Это было приятно после томительных дней безделья. Я сидел на поляне и работал, а вокруг толпился народ. Всякий был не прочь задержаться, поглазеть, похвалить, дать совет. Можно было смеяться над этим: знаменитый физик профессор Бэрсар наконец-то нашёл себе дело, я и смеялся, но не всерьёз. Да, я нашёл себе дело в этой жизни, и почти уже принят людьми. Раньше я не нуждался в людях. Была привычная жизнь, была работа, которая заменила мне все, здесь же я был бессилен и жалок, одинокий человек без корней, и надо было зацепиться за что-то.

Я работал, люди менялись вокруг, только один приходил всегда.

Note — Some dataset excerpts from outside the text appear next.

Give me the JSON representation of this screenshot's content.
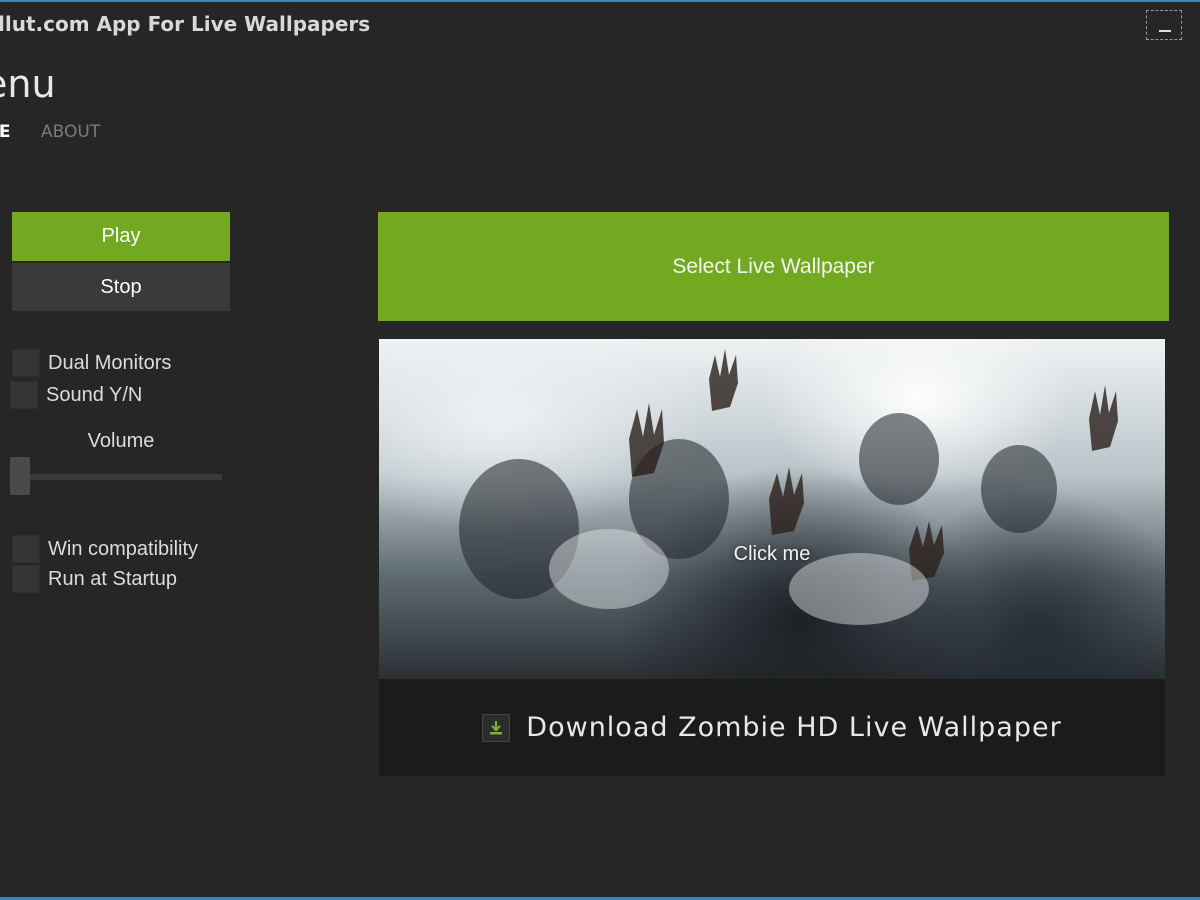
{
  "window": {
    "title": "llut.com App For Live Wallpapers"
  },
  "header": {
    "title": "enu",
    "tabs": [
      {
        "label": "ME",
        "active": true
      },
      {
        "label": "ABOUT",
        "active": false
      }
    ]
  },
  "controls": {
    "play_label": "Play",
    "stop_label": "Stop",
    "options": [
      {
        "label": "Dual Monitors",
        "checked": false
      },
      {
        "label": "Sound Y/N",
        "checked": false
      },
      {
        "label": "Win compatibility",
        "checked": false
      },
      {
        "label": "Run at Startup",
        "checked": false
      }
    ],
    "volume_label": "Volume",
    "volume_level": 0
  },
  "main": {
    "select_label": "Select Live Wallpaper",
    "preview_label": "Click me",
    "download_label": "Download Zombie HD Live Wallpaper",
    "download_icon": "download-icon"
  },
  "colors": {
    "accent_green": "#73a821",
    "background": "#262626",
    "window_border": "#2d89c8"
  }
}
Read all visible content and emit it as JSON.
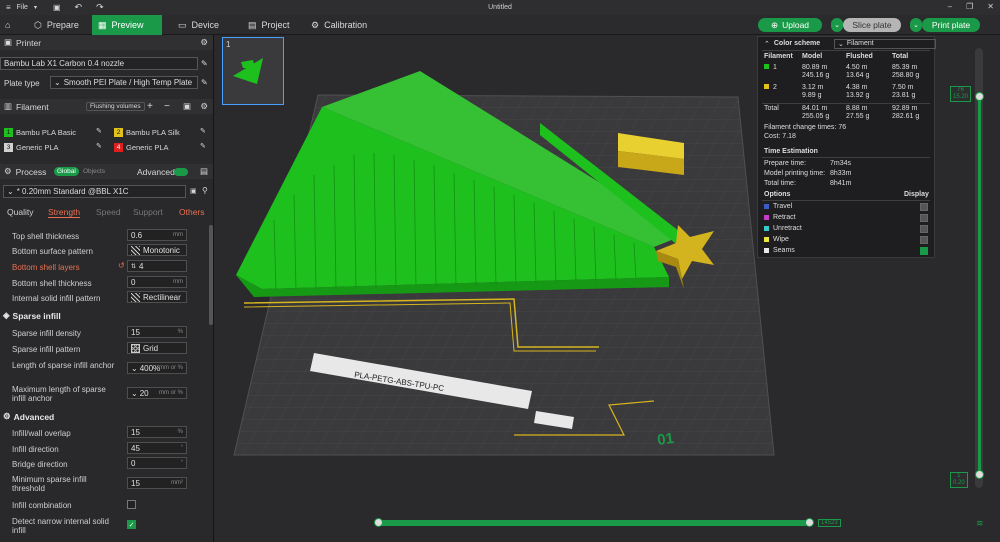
{
  "window": {
    "title": "Untitled",
    "menu_file": "File"
  },
  "tabs": [
    {
      "label": "Prepare"
    },
    {
      "label": "Preview"
    },
    {
      "label": "Device"
    },
    {
      "label": "Project"
    },
    {
      "label": "Calibration"
    }
  ],
  "actions": {
    "upload": "Upload",
    "slice": "Slice plate",
    "print": "Print plate"
  },
  "printer": {
    "section": "Printer",
    "name": "Bambu Lab X1 Carbon 0.4 nozzle",
    "plate_label": "Plate type",
    "plate_value": "Smooth PEI Plate / High Temp Plate"
  },
  "filament": {
    "section": "Filament",
    "flushing": "Flushing volumes",
    "items": [
      {
        "num": "1",
        "name": "Bambu PLA Basic",
        "color": "#1ec01e"
      },
      {
        "num": "2",
        "name": "Bambu PLA Silk",
        "color": "#e0c21a"
      },
      {
        "num": "3",
        "name": "Generic PLA",
        "color": "#d0d0d0"
      },
      {
        "num": "4",
        "name": "Generic PLA",
        "color": "#e02020"
      }
    ]
  },
  "process": {
    "section": "Process",
    "toggle_global": "Global",
    "toggle_objects": "Objects",
    "advanced": "Advanced",
    "preset": "* 0.20mm Standard @BBL X1C",
    "tabs": [
      "Quality",
      "Strength",
      "Speed",
      "Support",
      "Others"
    ]
  },
  "settings": {
    "top_shell_thickness": {
      "label": "Top shell thickness",
      "value": "0.6",
      "unit": "mm"
    },
    "bottom_surface_pattern": {
      "label": "Bottom surface pattern",
      "value": "Monotonic"
    },
    "bottom_shell_layers": {
      "label": "Bottom shell layers",
      "value": "4"
    },
    "bottom_shell_thickness": {
      "label": "Bottom shell thickness",
      "value": "0",
      "unit": "mm"
    },
    "internal_solid_infill_pattern": {
      "label": "Internal solid infill pattern",
      "value": "Rectilinear"
    },
    "sparse_infill_header": "Sparse infill",
    "sparse_infill_density": {
      "label": "Sparse infill density",
      "value": "15",
      "unit": "%"
    },
    "sparse_infill_pattern": {
      "label": "Sparse infill pattern",
      "value": "Grid"
    },
    "length_anchor": {
      "label": "Length of sparse infill anchor",
      "value": "400%",
      "unit": "mm or %"
    },
    "max_length_anchor": {
      "label": "Maximum length of sparse infill anchor",
      "value": "20",
      "unit": "mm or %"
    },
    "advanced_header": "Advanced",
    "infill_wall_overlap": {
      "label": "Infill/wall overlap",
      "value": "15",
      "unit": "%"
    },
    "infill_direction": {
      "label": "Infill direction",
      "value": "45",
      "unit": "°"
    },
    "bridge_direction": {
      "label": "Bridge direction",
      "value": "0",
      "unit": "°"
    },
    "min_sparse_infill": {
      "label": "Minimum sparse infill threshold",
      "value": "15",
      "unit": "mm²"
    },
    "infill_combination": {
      "label": "Infill combination",
      "checked": false
    },
    "detect_narrow": {
      "label": "Detect narrow internal solid infill",
      "checked": true
    }
  },
  "plate_thumb": {
    "number": "1"
  },
  "stats": {
    "color_scheme_label": "Color scheme",
    "color_scheme_value": "Filament",
    "headers": [
      "Filament",
      "Model",
      "Flushed",
      "Total"
    ],
    "rows": [
      {
        "id": "1",
        "color": "#1ec01e",
        "model": [
          "80.89 m",
          "245.16 g"
        ],
        "flushed": [
          "4.50 m",
          "13.64 g"
        ],
        "total": [
          "85.39 m",
          "258.80 g"
        ]
      },
      {
        "id": "2",
        "color": "#e0c21a",
        "model": [
          "3.12 m",
          "9.89 g"
        ],
        "flushed": [
          "4.38 m",
          "13.92 g"
        ],
        "total": [
          "7.50 m",
          "23.81 g"
        ]
      }
    ],
    "total_row": {
      "label": "Total",
      "model": [
        "84.01 m",
        "255.05 g"
      ],
      "flushed": [
        "8.88 m",
        "27.55 g"
      ],
      "total": [
        "92.89 m",
        "282.61 g"
      ]
    },
    "change_times_label": "Filament change times:",
    "change_times": "76",
    "cost_label": "Cost:",
    "cost": "7.18",
    "time_header": "Time Estimation",
    "prepare_label": "Prepare time:",
    "prepare": "7m34s",
    "model_label": "Model printing time:",
    "model": "8h33m",
    "total_label": "Total time:",
    "total": "8h41m",
    "options_label": "Options",
    "display_label": "Display",
    "options": [
      {
        "name": "Travel",
        "color": "#3a5cc8",
        "on": false
      },
      {
        "name": "Retract",
        "color": "#c83ac8",
        "on": false
      },
      {
        "name": "Unretract",
        "color": "#3ac8c8",
        "on": false
      },
      {
        "name": "Wipe",
        "color": "#e8e840",
        "on": false
      },
      {
        "name": "Seams",
        "color": "#e8e8e8",
        "on": true
      }
    ]
  },
  "layer_slider": {
    "top_value": "76",
    "top_height": "15.20",
    "bottom_value": "1",
    "bottom_height": "0.20"
  },
  "move_slider": {
    "value": "14523"
  },
  "bed": {
    "brand": "PLA-PETG-ABS-TPU-PC",
    "number": "01"
  }
}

Рават. Не пошучивал, не давал советов, простоя стоял и молча смотрел. Очень удобно для наблюдения — Рават меня тоже занимал.

Было ему лет 25, и он был строен, подтянут, щеголеват. Единственный, кроме Охотника, с кем не противно есть. Мне нравились его переменчивые глаза и быстрая, как солнечный зайчик, улыбка. Мне нравились, как себя держал: с достоинством, но без зазнайства. И нравилось то, что он молчит и никак не решится спросит меня.

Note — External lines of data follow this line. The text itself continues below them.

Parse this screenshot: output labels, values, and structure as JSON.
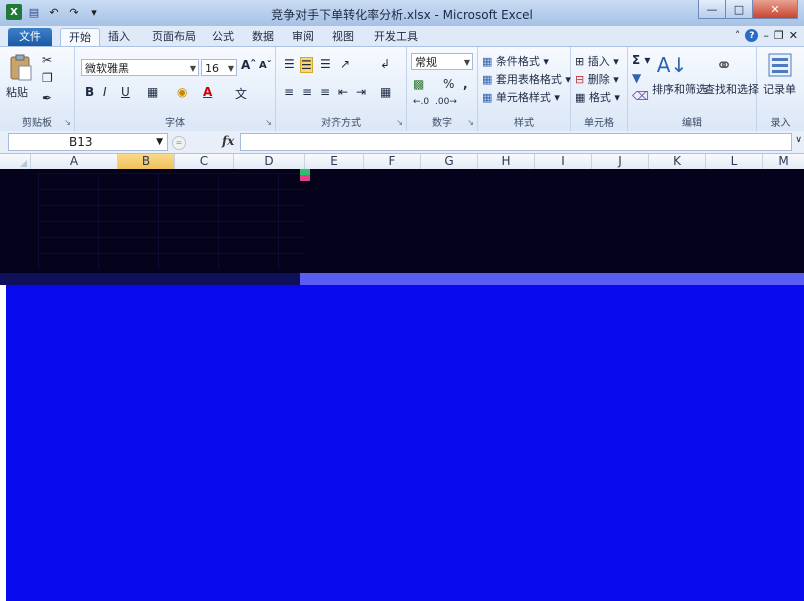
{
  "window": {
    "title": "竞争对手下单转化率分析.xlsx - Microsoft Excel"
  },
  "tabs": {
    "file": "文件",
    "home": "开始",
    "insert": "插入",
    "page_layout": "页面布局",
    "formulas": "公式",
    "data": "数据",
    "review": "审阅",
    "view": "视图",
    "developer": "开发工具"
  },
  "ribbon": {
    "clipboard": {
      "paste": "粘贴",
      "label": "剪贴板"
    },
    "font": {
      "name": "微软雅黑",
      "size": "16",
      "bold": "B",
      "italic": "I",
      "underline": "U",
      "label": "字体"
    },
    "alignment": {
      "label": "对齐方式"
    },
    "number": {
      "format": "常规",
      "percent": "%",
      "comma": ",",
      "label": "数字"
    },
    "styles": {
      "conditional": "条件格式",
      "table": "套用表格格式",
      "cell": "单元格样式",
      "label": "样式"
    },
    "cells": {
      "insert": "插入",
      "delete": "删除",
      "format": "格式",
      "label": "单元格"
    },
    "editing": {
      "sort": "排序和筛选",
      "find": "查找和选择",
      "label": "编辑"
    },
    "record": {
      "button": "记录单",
      "label": "录入"
    }
  },
  "formula_bar": {
    "name_box": "B13",
    "fx": "fx",
    "value": ""
  },
  "columns": [
    "A",
    "B",
    "C",
    "D",
    "E",
    "F",
    "G",
    "H",
    "I",
    "J",
    "K",
    "L",
    "M"
  ],
  "selected_column": "B",
  "colors": {
    "title_bar": "#b7cfee",
    "selected_header": "#f1c15a",
    "overlay_black": "#04031b",
    "overlay_blue": "#0909ee"
  }
}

— Учитель, — робко спросил он меня наконец, — а правда, что вы ребят учили?

— Учил, но не детей, а таких молодцов, как ты.

— А… а меня вы не согласитесь учить?

— Чему?

Он кивнул на мой самодельный стол.

— Вот этому?

— Всему! — ответил он, осветившись улыбкой.

Заняться преподаванием здесь? Я обрадовался и испугался. Это попахивает хроноклазмом: я со своим набором идей, со складом мышления, с логикой десятого века учительствую в средневековье? Но Рават глядел на меня с такой надеждой, что я понял: не хочу быть благоразумным. Три года, как меня отлучили от университета, три года жажды и пустоты. Мне это нужно — давать и сеять, именно мне, мне самому…

— Могу и поучить, только легко не будет.

— Я понимаю! — ответил он торопливо. — Не сомневайтесь во мне, Учитель!

И я дорвался. Отвёл душу. Начал с простейших вещей: понятия о видах тел, законы Кетана и Табра, — и очень неплохо пошло. Рават был толковый парень, с ним стоило поработать. Но что за каша была у него в голове! На всякий вопрос он отвечал: «так бог велел», а после оказалось, что бог — богом, а он понимает, как работает блок и рычаг, и что заставляет двигаться пулю.